Market access at favourable conditions has recently been confirmed for both countries.

This 10 year bond is the first of two EFSM funding transactions planned for 2014, following an absence from the market since 2012. The further funding plan is €2.1 billion for EFSM and up to €2 billion under the Macro-Financial Assistance (MFA) Programme, including funding for loans to Ukraine.

The bond amount was determined by the loans to Ireland and Portugal. The 10-year maturity was decided as the best re-entry point for the borrower due to its prolonged market absence and as the EU reference curve missed a 10-year bench mark point. In addition, the 10-year maturity was expected to bring in both demand from the shorter term investors like official institutions and bank liquidity portfolios and the longer-term investors from the insurance sector and pension funds. The bond maturity does not determine the ultimate loan maturity as all bonds maturing until 2026 can be refinanced to extend initial loan maturities.

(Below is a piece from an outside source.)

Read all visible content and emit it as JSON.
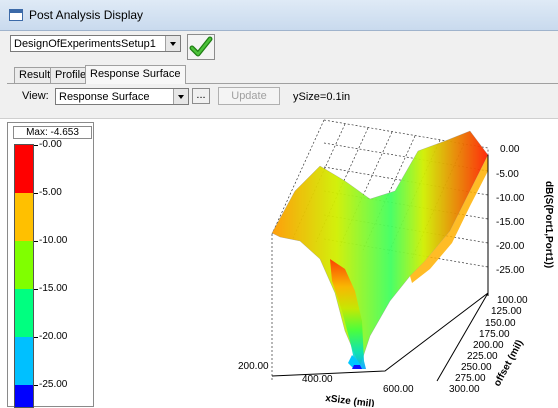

Books were opened at 9am CET with a price guidance of mid-swaps +10 area and closed at 11am, containing orders with 140 investors involved and more than 110 order allocations. Total book size excluding lead interest was above €4.7 billion. Price was fixed at mid-swaps +9 basis points, tighter than the initial pricing thoughts at +11 area.

The €2.6 billion bond matures on 4 April 2024, pays a coupon of 1.875 per cent, lowest coupon ever achieved by the EU, and yields 1.919 per cent. Funding costs will be passed on to the beneficiary countries without any margin. The disbursements are foreseen for 25 March 2014, settlement date of the bond.